Hats off to the province's teachers and students for enduring the seemingly never-ending days of wickedly cold weather. At a point when it becomes unsafe for children to be outside during extremely cold weather, schools in the province have resorted to in-class recesses and break times. What is usually a rare occurrence in a prairie winter has become an interminable string of cold weather alert days. At least that's according to the staff of one Humboldt school. When asked how many days students had been confined to the indoors during recess, St. Dominic School vice-principal Celeste Leray-Leicht replied without hesitation: 1,053. While colleague Andrea Fossen laughed, she didn't dispute her.

The unusually long stretch of cold weather has necessitated that students stay indoors and that teachers support their students in finding alternative activities to being in the great outdoors. Of course there were options for students to head to the gym for a pickup game of basketball, supervised by one of the staff. As for the other, there was no lack of indoor activities. Some students gathered in the computer lab for a technology break.

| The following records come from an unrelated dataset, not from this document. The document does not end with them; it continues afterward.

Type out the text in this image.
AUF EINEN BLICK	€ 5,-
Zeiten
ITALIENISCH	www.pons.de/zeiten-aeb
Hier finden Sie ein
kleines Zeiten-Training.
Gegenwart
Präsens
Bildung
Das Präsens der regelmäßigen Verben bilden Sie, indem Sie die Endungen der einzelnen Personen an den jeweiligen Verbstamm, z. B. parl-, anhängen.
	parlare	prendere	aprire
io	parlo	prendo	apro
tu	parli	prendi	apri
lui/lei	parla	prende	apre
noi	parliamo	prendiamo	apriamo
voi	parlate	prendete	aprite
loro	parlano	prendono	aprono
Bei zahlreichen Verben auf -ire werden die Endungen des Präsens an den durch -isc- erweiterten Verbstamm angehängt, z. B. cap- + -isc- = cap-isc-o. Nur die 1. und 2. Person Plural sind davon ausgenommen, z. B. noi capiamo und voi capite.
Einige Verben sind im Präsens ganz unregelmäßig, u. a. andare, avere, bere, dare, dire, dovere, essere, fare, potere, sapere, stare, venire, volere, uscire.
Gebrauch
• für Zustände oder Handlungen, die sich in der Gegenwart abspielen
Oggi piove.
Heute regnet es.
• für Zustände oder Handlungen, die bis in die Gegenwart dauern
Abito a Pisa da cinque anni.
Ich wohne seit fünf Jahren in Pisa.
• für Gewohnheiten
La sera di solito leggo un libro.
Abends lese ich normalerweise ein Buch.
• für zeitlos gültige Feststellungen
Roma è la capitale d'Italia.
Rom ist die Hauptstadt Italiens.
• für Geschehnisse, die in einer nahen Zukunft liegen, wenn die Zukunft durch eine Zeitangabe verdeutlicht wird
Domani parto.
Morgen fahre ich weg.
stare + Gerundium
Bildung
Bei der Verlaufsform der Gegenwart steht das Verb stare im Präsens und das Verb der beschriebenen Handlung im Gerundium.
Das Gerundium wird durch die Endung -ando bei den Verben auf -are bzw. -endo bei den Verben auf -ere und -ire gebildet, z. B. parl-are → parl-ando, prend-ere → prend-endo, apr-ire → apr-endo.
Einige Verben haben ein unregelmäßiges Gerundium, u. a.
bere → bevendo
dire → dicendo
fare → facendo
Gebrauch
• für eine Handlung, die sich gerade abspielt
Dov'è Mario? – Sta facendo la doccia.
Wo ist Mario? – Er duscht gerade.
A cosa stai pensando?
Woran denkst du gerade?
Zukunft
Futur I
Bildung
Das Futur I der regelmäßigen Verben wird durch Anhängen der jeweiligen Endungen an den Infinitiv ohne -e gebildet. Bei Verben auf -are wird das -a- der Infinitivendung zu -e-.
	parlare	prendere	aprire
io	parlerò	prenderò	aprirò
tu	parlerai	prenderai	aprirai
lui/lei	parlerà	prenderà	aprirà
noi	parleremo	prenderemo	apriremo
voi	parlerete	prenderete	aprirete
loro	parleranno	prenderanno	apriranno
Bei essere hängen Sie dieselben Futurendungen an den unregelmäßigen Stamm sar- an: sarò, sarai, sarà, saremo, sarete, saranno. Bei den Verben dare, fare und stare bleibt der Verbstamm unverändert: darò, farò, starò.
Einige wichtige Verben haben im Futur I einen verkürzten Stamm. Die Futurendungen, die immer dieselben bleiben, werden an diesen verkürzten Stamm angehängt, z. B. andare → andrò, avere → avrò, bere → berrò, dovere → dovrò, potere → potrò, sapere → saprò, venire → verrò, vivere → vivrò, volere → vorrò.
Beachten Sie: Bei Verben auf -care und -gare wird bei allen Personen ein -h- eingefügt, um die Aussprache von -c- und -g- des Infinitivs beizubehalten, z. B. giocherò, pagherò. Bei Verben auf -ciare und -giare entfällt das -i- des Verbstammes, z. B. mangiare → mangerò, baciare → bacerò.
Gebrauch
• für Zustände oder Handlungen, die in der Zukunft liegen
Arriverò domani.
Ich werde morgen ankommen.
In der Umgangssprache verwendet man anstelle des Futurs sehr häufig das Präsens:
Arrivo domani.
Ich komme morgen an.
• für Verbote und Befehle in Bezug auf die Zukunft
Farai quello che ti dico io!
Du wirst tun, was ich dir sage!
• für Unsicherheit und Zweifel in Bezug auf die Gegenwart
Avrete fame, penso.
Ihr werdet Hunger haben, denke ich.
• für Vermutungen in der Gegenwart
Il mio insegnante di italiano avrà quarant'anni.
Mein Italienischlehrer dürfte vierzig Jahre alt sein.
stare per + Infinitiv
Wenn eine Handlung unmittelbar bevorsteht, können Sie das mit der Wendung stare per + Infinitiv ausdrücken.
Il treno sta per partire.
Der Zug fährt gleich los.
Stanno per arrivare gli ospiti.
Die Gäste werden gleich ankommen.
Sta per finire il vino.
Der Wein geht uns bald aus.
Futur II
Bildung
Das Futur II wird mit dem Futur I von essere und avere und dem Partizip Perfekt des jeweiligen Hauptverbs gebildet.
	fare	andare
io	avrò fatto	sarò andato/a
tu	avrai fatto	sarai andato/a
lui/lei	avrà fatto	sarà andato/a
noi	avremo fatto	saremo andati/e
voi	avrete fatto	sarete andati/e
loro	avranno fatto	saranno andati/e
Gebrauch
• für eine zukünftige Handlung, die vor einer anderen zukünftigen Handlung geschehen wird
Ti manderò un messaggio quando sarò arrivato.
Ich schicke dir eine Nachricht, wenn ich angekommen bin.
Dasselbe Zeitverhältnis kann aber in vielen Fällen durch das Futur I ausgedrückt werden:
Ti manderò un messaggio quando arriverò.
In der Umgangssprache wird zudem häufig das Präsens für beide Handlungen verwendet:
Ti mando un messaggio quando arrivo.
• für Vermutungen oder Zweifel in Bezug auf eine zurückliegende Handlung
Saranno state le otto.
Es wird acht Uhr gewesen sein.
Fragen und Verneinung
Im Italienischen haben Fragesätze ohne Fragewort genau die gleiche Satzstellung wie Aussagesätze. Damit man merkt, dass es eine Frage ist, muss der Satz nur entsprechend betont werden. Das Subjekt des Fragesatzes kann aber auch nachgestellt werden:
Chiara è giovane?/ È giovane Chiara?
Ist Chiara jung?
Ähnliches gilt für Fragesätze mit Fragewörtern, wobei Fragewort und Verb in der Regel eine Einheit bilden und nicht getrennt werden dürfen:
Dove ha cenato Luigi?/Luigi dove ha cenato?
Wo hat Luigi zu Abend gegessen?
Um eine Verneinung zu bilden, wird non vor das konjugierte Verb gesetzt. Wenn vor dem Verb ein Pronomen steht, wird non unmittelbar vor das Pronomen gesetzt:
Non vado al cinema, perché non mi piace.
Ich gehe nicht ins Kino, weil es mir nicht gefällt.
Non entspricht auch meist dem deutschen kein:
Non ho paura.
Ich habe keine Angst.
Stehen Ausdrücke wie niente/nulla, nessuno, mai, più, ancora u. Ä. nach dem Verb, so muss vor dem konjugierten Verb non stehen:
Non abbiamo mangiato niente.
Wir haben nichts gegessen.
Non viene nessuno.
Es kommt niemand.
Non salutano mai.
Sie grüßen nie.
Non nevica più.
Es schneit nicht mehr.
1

Others were in classrooms with games, with learning tools, or working on a school-based reading project. The halls were crackling as the students bustled from one thing to another, trying to burn off the stored up energy from their studies.

Leray-Leicht indicated that the Greater Saskatoon School Division provides guidelines for outdoor activities in cold weather. "Generally minus 25 degrees is the temperature where students will be required to remain indoors, especially if there is a wind," she noted. 

Even though the days are growing noticeably longer, the persistent cold air mass may be with us a while longer. The first outdoor recess following the cold snap will be a welcome one.